A Couple Thoughts on Having an Audience

At the beginning of this blog’s existence, we actually tried, you know. I sent out rude mass emails to people I knew and didn’t know, begging for submissions. Ben, Trevor, and I spent two months arguing over the finer points of our Inflammatory Writ, which I now actively dislike. We delayed launch dates over design issues, we planned our “media strategy,” we talked about Advertising Opportunities! And then, I don’t know. I suppose we learned the hard way that the blogosphere of 2011 isn’t anything at all like the blogosphere of 2003 or 2004. There is no place for advancement without institutional backing. Getting links from other blogs just doesn’t happen, because the voices are all entrenched, and they all just link to one another all the time. Scott Lemieux said this about that, sez John Cole, and I’m all like, “No shit, I read that blog, too.” And while it’s fun to stay current, I pretty frequently feel like I’m stuck in an echo chamber.

(But then, hell, the most obscure blog I read is M. Bouffant’s, and he’s bigger than we are. I’m a victim of the fallacy I seek to correct, too, buddy. I get it. I’m complaining here, not absolving myself of guilt.)

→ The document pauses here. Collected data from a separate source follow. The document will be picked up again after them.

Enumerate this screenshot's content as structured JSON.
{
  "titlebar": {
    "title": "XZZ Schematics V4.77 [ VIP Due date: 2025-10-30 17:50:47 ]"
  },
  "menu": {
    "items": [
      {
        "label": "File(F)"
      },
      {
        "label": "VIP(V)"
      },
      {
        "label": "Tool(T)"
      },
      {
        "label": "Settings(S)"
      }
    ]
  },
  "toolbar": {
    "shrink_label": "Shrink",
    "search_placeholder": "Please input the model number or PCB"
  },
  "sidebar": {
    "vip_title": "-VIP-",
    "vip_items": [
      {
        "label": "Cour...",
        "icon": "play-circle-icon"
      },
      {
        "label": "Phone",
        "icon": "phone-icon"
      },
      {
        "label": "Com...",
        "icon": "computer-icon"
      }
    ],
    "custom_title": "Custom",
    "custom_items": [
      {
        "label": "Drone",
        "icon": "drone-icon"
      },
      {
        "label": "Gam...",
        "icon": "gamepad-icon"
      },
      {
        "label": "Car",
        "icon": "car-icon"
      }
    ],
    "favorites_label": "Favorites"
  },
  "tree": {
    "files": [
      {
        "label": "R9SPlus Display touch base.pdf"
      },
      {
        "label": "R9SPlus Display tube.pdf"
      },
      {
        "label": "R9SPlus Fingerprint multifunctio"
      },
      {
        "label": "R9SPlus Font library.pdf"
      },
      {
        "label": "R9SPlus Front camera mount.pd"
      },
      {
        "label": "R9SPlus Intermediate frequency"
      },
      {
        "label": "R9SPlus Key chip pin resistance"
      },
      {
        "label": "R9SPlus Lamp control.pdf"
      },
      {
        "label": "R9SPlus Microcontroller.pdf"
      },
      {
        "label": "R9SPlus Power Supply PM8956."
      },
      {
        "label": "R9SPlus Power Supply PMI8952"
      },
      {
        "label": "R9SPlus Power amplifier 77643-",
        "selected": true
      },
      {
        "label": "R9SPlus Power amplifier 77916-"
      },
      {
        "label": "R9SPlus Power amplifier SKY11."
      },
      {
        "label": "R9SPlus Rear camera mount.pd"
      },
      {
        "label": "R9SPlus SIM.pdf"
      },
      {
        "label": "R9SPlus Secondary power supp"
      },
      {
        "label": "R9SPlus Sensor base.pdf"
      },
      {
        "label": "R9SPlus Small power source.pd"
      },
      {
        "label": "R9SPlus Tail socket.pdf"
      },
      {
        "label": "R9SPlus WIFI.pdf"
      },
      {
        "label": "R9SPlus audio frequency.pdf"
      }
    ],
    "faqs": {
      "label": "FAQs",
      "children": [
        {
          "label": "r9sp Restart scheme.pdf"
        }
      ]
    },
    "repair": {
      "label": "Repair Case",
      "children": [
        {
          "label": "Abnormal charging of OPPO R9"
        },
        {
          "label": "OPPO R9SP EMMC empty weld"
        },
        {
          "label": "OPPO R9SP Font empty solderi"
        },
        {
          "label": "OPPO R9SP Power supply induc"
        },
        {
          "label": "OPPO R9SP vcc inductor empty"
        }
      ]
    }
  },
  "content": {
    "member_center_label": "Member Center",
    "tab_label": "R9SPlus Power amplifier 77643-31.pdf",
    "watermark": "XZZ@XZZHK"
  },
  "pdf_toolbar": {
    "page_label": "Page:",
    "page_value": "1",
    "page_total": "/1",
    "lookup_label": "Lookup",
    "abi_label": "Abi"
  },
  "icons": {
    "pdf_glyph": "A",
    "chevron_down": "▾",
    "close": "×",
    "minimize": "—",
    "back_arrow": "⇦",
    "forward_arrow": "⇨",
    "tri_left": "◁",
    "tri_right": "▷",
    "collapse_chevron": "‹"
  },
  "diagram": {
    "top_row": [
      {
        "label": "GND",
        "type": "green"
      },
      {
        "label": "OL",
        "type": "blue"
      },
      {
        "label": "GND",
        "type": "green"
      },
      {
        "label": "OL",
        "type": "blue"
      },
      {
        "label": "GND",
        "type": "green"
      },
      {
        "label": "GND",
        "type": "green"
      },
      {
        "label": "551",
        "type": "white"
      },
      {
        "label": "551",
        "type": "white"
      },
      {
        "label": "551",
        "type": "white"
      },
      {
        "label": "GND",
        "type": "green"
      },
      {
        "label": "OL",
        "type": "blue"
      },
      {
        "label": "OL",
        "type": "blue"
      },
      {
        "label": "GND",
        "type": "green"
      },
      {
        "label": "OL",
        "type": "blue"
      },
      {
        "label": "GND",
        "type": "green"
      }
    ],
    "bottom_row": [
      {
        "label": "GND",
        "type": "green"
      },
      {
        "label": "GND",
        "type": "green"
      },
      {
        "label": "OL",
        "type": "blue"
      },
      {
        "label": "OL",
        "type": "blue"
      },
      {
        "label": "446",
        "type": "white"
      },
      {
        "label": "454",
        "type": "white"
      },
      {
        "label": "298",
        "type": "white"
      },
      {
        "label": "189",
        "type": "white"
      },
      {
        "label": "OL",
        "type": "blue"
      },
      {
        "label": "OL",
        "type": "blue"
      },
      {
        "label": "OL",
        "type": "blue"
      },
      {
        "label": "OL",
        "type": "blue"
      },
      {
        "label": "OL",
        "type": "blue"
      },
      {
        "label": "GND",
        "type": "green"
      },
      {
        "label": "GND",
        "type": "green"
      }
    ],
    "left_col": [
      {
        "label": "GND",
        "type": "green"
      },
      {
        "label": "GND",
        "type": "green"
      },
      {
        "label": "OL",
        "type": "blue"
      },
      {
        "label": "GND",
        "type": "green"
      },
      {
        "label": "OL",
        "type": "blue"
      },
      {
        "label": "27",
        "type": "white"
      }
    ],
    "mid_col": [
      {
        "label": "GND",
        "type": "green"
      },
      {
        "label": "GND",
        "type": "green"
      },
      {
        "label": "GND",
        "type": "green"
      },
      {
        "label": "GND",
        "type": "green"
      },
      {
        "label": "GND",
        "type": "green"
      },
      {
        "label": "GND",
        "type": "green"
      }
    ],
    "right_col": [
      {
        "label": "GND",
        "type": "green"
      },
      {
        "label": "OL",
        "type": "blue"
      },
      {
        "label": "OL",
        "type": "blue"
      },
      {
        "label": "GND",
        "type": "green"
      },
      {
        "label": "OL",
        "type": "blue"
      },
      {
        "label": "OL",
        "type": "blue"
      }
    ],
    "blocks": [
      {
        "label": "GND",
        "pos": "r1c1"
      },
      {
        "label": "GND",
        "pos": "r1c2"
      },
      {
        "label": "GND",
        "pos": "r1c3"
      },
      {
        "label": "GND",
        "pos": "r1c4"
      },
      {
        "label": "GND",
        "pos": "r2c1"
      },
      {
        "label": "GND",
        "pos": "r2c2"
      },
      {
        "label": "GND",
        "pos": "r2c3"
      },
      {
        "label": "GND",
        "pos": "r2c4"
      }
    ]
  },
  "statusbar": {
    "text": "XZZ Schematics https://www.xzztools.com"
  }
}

The point being that I didn’t expect to wake up this morning to an outpouring of vitriol toward a rather simple plea from my co-editor — to wit, old dudes, plz chill out w/ all the dix in the locker room every once in a while, plz. I especially didn’t expect it because the post was a week+ old and had garnered little to no critical attention prior to today. But fortunately, I had told Trevor when he published it to “Feature that motherfucking shit,” and so he did, and so begins the saga that was today in the brief but sordid history of the website.com that is Brutish & Short.

Herewith!

Yesterday, Andrew Sullivan’s intern came to our site and said, “Heh, men’s locker rooms are weird,” (Because it was still featured at the top even though it was a week old, remember? Remember??? I DID THAT FEATURING PEOPLE, OR SUGGESTED IT, OR WHATEVER!) and proposed that Andrew Sullivan make a standalone post about this ever-relevant topic, to which Andrew Sullivan consented. Because sure, no big deal. (Thanks magical intern, btw, for you being you and rendering us hopeful every once in a great while in this time of great dying. *wink*) So, right, so then Andrew Sullivan wrapped up his day and we were a couple spots from the top, and so everyone came blitzkrieging into this place like there was no tomorrow, which there was, they had to just scroll down a bit further or wait for Andrew and his interns to wake up during real-tomorrow.

ANYWAY. So I wake up in real-tomorrow, which is today, I might add, and — BLAM!!! — buncha comments. A lot of them were stupid. A few of them were not. As I can happily report at this time — 12 hours and a hundred+ comments later – if you go through the thread (which is pretty hilarious in its own right), I think that the stupid-to-worthwhile ratio has evened out somewhat, which, begrudgingly as I may say it, makes me think slightly more highly of Sully’s audience. (FWIW, Ben also wrote to Sully and told him about the hilarity of the comments section, which prompted him to do a follow-up on the issue [in which he published Ben's letter, the last one], leading to 10,000+ views today. Hooray! [Again, to that magical intern out there reading us, we offer sincerest thanks.])

ANYWAY. What was I saying? Oh, yeah, right: this whole idea of an audience is interesting. Interesting in the sense that I immediately hated many of our most vocal audience members, and interesting in the sense that it was nice to have a fucking reaction for once. I mean, I didn’t even write the thing — Trevor did, all accolades go to him — but I was proud to be defending it. Typing in ALL CAPS to concern trolls is one of the most therapeutic intellectual salves in the world. I cannot stress this enough. JUST TYPE IN ALL CAPS, PREFACE IT WITH LOL, USE POOR GRAMER, & UR GOLD. Words to live by if you ever have to deal with popularity. Which we don’t, thankfully. Thank God.

But today we did. And it was rather revealing, for me at least. Today we saw Andrew Sullivan’s audience at our dinner tables, and did they get a joke? Did they investigate the author of the article they were responding to? No. No. They went bananas and called us names. Then we made fun of them, and then a few saner ones showed up telling everyone else to CHILL, and then a few more of those came preaching the same, and in the end it was about fifty-fifty, I’d say. Just about around fifty-fifty. But it was an uphill battle the whole way.

I understand, with an audience like Sullivan’s, the mechanism by which he believes what he believes. What I don’t understand is why he gives equal credence to nutters and nominally sane people. Never will.

To those of you who are nominally sane, welcome to Brutish & Short dot com, we welcome your patriotism and stick-to-it-ed-ness, and we wish you nothing but the best in your Internet livelihoods. To those of you who are nutters, plz gtfo. Thx.